Maglor - Lors du sommet Afrique-France tenu à Nairobi, le président Emmanuel Macron a annoncé un plan d’investissements ambitieux de 23 milliards d’euros destiné au continent africain. Cette initiative marque une évolution importante dans la manière dont la France entend construire ses relations économiques avec l’Afrique, en privilégiant désormais les partenariats et les investissements plutôt que l’aide traditionnelle.
Une enveloppe conséquente et ciblée
Le plan repose sur une mobilisation conjointe de financements publics et privés. Sur les 23 milliards d’euros annoncés, 14 milliards proviennent d’acteurs français, tandis que 9 milliards sont apportés par des partenaires africains. Cette répartition traduit une volonté de coopération équilibrée entre les deux parties.

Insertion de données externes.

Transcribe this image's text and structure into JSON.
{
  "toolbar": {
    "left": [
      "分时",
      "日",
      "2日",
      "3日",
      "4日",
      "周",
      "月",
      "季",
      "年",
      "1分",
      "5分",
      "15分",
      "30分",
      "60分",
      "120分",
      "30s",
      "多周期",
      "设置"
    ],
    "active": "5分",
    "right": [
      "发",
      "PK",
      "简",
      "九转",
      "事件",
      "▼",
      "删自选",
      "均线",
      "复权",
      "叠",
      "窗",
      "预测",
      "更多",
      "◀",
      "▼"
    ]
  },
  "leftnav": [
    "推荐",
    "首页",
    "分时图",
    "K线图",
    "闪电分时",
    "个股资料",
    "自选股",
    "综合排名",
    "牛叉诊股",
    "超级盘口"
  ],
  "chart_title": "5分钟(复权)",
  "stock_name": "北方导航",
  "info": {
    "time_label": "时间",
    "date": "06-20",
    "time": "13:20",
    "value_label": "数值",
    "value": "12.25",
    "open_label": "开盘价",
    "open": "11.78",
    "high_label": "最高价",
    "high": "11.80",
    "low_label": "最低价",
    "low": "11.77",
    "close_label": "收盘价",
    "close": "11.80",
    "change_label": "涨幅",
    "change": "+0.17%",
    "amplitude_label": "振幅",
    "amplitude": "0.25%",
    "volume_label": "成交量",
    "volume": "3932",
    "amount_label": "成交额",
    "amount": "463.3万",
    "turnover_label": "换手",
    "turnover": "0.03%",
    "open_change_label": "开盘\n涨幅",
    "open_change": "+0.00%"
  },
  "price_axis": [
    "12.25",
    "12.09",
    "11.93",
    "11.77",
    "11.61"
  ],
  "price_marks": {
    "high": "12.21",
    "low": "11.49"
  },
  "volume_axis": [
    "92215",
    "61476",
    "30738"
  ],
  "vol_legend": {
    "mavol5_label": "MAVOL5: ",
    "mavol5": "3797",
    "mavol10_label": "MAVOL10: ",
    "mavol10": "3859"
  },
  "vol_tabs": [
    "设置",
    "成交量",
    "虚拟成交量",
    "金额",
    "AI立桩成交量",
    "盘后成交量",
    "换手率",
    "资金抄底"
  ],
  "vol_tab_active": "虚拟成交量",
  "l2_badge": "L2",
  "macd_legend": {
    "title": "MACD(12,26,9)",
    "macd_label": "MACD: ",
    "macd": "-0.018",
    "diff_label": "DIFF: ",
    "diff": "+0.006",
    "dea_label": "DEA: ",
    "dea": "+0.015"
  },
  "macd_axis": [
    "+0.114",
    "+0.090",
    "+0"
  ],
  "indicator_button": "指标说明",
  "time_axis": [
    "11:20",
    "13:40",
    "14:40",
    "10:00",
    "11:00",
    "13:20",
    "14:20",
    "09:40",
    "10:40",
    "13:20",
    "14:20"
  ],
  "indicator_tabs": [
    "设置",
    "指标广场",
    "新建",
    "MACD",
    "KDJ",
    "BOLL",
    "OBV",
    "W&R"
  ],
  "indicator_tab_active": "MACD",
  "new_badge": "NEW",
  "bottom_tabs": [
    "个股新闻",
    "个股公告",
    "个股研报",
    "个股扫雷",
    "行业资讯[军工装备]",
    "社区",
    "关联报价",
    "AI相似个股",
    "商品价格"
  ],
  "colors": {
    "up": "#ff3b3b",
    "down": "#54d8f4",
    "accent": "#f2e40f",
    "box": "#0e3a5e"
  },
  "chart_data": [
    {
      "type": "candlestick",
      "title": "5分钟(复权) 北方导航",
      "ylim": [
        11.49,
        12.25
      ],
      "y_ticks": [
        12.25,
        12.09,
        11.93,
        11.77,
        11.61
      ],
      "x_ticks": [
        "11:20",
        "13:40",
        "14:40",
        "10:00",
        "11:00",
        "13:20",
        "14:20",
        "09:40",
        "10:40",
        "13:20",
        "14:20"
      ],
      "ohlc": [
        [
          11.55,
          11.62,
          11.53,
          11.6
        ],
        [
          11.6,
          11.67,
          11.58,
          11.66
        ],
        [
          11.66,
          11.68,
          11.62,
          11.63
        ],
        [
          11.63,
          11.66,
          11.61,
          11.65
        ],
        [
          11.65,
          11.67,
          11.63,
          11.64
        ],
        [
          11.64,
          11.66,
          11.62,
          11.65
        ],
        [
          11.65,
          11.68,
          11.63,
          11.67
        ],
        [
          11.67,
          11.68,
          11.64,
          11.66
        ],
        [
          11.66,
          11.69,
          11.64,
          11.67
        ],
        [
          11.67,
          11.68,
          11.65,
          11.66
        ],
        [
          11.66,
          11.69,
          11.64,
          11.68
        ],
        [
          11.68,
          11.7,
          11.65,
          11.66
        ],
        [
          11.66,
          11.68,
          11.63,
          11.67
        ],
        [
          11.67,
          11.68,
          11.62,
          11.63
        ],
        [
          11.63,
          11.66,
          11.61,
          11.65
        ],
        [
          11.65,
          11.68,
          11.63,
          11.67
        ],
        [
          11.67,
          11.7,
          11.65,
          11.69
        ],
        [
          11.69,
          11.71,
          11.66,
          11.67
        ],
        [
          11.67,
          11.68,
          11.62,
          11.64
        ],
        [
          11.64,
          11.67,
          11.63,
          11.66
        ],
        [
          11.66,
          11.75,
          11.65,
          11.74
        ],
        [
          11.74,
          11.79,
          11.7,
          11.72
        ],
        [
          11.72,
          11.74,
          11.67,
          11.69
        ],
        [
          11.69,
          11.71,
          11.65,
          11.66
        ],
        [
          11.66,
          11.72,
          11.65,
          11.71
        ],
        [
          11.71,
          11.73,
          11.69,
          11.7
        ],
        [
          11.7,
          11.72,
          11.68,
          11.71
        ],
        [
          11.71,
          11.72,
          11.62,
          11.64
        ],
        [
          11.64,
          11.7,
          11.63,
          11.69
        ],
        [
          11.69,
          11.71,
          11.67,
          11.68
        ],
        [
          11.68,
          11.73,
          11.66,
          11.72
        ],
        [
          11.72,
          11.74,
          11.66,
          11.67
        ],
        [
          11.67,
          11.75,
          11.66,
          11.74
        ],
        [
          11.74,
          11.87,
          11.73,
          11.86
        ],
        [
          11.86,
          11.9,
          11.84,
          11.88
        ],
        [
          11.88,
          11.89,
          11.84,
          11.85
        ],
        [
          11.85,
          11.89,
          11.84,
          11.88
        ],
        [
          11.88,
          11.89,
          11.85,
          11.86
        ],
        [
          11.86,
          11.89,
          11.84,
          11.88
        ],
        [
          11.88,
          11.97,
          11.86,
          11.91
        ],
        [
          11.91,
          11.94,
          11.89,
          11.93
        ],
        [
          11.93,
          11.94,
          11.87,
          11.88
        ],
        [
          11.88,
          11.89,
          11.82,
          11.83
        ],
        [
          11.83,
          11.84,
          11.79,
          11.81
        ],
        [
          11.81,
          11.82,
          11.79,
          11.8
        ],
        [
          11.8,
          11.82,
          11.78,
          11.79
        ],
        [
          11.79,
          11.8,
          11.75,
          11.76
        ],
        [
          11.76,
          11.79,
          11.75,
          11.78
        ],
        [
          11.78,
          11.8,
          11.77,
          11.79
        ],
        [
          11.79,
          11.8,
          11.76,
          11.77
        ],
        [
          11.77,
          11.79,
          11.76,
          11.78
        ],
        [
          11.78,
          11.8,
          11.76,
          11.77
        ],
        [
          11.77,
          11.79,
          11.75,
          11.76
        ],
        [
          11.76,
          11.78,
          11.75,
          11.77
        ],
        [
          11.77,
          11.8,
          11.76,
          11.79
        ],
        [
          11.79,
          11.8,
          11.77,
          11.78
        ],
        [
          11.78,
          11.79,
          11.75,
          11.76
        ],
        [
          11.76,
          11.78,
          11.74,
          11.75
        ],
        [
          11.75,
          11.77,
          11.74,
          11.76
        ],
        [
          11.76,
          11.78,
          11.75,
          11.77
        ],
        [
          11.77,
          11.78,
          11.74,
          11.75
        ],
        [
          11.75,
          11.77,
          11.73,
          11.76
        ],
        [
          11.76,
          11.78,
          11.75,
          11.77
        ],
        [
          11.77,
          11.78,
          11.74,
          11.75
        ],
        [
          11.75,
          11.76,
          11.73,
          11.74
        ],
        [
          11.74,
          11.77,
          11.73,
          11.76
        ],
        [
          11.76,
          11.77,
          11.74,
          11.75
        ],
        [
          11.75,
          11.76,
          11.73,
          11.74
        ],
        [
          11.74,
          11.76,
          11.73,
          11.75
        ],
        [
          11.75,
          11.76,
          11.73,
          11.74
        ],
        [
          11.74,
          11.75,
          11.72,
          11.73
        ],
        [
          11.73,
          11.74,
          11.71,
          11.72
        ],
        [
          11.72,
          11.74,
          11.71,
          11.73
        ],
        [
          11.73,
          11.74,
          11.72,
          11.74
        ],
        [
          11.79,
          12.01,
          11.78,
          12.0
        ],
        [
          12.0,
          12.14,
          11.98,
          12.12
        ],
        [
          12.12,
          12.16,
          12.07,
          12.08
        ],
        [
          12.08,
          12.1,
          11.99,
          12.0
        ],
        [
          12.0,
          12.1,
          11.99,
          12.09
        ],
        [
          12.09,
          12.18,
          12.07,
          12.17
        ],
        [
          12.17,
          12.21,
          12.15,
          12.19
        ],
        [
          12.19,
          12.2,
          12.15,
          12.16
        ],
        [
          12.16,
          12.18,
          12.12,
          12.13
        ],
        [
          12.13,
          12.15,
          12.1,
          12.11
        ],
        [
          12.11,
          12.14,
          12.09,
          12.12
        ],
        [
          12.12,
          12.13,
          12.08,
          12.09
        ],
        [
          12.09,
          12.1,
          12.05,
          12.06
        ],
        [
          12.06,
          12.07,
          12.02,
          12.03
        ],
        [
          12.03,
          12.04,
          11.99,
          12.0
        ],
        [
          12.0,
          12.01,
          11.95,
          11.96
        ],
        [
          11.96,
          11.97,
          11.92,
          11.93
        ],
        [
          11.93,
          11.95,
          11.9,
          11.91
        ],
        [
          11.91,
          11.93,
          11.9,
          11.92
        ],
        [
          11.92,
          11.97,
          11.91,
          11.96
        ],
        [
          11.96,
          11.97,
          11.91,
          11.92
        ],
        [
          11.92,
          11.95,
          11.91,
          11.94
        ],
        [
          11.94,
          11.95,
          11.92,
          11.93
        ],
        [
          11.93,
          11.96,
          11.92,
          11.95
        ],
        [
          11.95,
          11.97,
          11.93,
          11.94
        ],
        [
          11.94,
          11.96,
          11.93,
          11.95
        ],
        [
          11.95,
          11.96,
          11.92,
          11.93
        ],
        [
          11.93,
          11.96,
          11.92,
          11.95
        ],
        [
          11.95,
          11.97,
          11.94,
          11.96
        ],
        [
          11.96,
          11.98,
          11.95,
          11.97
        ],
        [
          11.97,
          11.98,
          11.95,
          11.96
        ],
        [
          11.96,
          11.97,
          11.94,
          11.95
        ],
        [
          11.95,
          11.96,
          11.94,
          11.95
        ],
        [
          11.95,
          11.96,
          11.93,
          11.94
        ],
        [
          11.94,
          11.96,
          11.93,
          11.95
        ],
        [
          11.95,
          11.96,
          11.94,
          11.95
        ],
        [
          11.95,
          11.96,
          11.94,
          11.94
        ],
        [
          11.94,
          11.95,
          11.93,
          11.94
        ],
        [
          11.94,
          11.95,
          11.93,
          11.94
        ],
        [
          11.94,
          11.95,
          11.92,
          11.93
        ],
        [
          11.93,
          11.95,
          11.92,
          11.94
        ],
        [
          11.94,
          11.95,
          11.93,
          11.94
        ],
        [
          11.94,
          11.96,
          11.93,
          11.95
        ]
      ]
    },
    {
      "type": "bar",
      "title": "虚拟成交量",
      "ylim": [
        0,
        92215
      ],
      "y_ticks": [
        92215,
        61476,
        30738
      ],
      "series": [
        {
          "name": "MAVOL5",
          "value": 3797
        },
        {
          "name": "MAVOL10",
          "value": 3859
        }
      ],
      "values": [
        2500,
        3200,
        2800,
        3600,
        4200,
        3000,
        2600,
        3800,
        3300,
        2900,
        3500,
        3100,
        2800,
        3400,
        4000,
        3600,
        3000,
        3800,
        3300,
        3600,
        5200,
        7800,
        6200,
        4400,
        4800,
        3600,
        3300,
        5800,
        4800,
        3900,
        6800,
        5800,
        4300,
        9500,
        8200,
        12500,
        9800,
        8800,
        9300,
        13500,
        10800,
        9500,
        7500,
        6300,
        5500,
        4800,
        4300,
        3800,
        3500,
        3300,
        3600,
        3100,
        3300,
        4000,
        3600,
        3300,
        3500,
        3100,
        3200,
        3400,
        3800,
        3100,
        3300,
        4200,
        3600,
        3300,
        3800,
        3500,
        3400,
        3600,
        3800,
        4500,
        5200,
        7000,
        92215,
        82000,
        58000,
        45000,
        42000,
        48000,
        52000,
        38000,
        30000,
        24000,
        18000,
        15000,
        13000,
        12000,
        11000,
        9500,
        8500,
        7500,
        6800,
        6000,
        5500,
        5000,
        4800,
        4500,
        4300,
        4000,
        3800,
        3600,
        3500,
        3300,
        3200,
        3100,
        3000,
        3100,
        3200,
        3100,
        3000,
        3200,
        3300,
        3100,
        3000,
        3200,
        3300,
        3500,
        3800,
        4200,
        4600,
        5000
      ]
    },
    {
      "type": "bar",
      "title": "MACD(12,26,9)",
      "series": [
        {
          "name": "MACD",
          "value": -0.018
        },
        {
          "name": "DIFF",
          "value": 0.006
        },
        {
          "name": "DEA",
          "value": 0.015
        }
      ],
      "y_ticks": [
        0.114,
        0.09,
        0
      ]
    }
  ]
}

Les fonds seront orientés vers plusieurs secteurs jugés stratégiques pour le développement du continent :
- La transition énergétique, afin de soutenir les projets liés aux énergies renouvelables
- Le numérique et l’intelligence artificielle, pour accompagner la transformation technologique
- L’économie maritime, encore largement sous-exploitée
- L’agriculture, essentielle à la sécurité alimentaire
- La santé, dans un contexte de renforcement des systèmes sanitaires
L’objectif affiché est double : stimuler la croissance économique et favoriser la création de centaines de milliers d’emplois, à la fois en Afrique et en France.

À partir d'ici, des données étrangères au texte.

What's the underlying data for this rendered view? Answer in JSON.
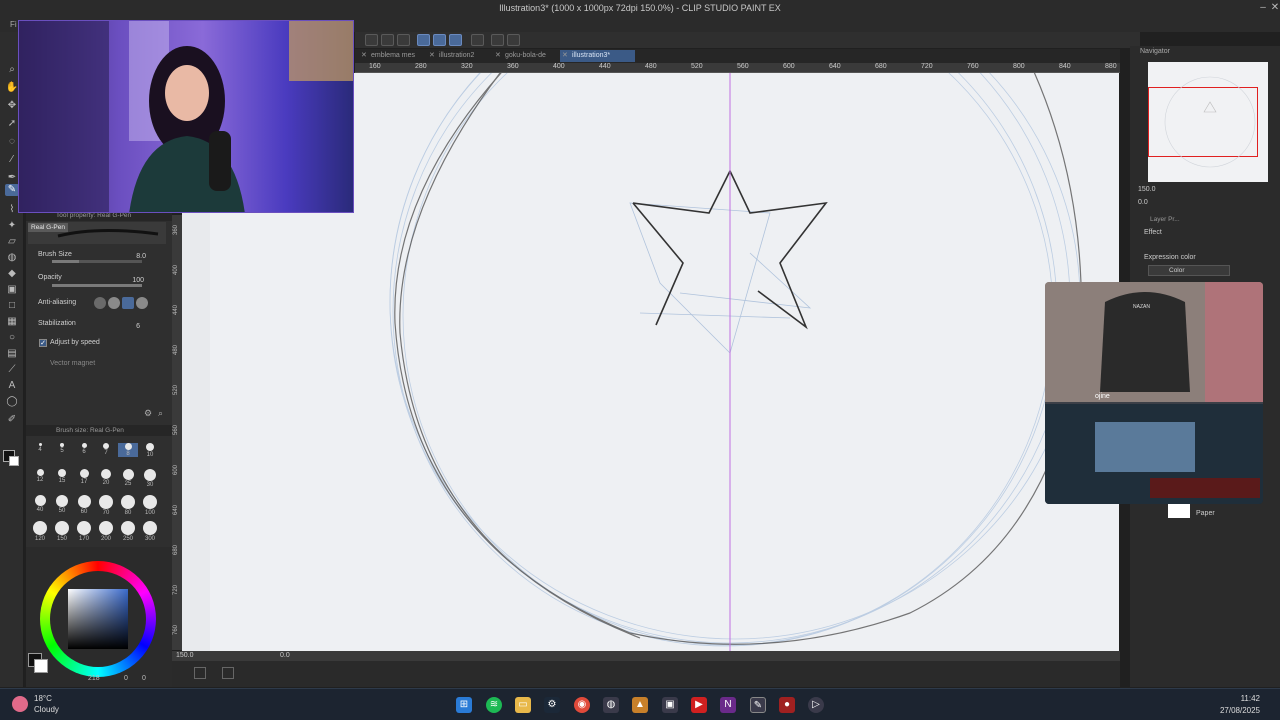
{
  "window": {
    "title": "Illustration3* (1000 x 1000px 72dpi 150.0%) - CLIP STUDIO PAINT EX",
    "menu_fragment": "Fi"
  },
  "tabs": [
    {
      "label": "emblema mes",
      "active": false
    },
    {
      "label": "illustration2",
      "active": false
    },
    {
      "label": "goku-bola-de",
      "active": false
    },
    {
      "label": "illustration3*",
      "active": true
    }
  ],
  "ruler_top": [
    "160",
    "280",
    "320",
    "360",
    "400",
    "440",
    "480",
    "520",
    "560",
    "600",
    "640",
    "680",
    "720",
    "760",
    "800",
    "840",
    "880"
  ],
  "ruler_left": [
    "360",
    "400",
    "440",
    "480",
    "520",
    "560",
    "600",
    "640",
    "680",
    "720",
    "760"
  ],
  "tool_property": {
    "header": "Tool property: Real G-Pen",
    "brush_name": "Real G-Pen",
    "brush_size_label": "Brush Size",
    "brush_size_value": "8.0",
    "brush_size_level": 0.3,
    "opacity_label": "Opacity",
    "opacity_value": "100",
    "opacity_level": 1.0,
    "antialiasing_label": "Anti-aliasing",
    "stabilization_label": "Stabilization",
    "stabilization_value": "6",
    "adjust_speed_label": "Adjust by speed",
    "vector_magnet_label": "Vector magnet"
  },
  "brush_size_palette": {
    "header": "Brush size: Real G-Pen",
    "sizes": [
      "4",
      "5",
      "6",
      "7",
      "8",
      "10",
      "12",
      "15",
      "17",
      "20",
      "25",
      "30",
      "40",
      "50",
      "60",
      "70",
      "80",
      "100",
      "120",
      "150",
      "170",
      "200",
      "250",
      "300"
    ],
    "selected": "8"
  },
  "color": {
    "main": "#111111",
    "sub": "#ffffff",
    "readout": "218",
    "readout2": "0",
    "readout3": "0"
  },
  "canvas_bottom": {
    "zoom": "150.0",
    "angle": "0.0"
  },
  "navigator": {
    "title": "Navigator",
    "zoom": "150.0",
    "angle": "0.0"
  },
  "layer_panel": {
    "tab": "Layer Pr...",
    "effect_label": "Effect",
    "expression_label": "Expression color",
    "expression_value": "Color",
    "paper_label": "Paper"
  },
  "webcam2": {
    "headrest_text": "NAZAN",
    "mic_label": "ojine"
  },
  "taskbar": {
    "temperature": "18°C",
    "weather": "Cloudy",
    "time": "11:42",
    "date": "27/08/2025"
  },
  "colors": {
    "accent": "#3b5a86",
    "canvas": "#eef0f3",
    "guide": "#c070e0",
    "nav_frame": "#e02020"
  }
}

Vers une nouvelle relation économique
Au-delà des montants, cette annonce s’inscrit dans une volonté de rupture avec les approches passées. Le président français a insisté sur la nécessité de sortir d’une logique d’aide publique classique, souvent perçue comme asymétrique, pour construire une relation fondée sur l’investissement et l’intérêt mutuel.
Cette orientation rejoint les attentes exprimées par plusieurs dirigeants africains, dont le président kényan William Ruto, qui plaide pour des partenariats économiques plus équilibrés et respectueux des dynamiques locales.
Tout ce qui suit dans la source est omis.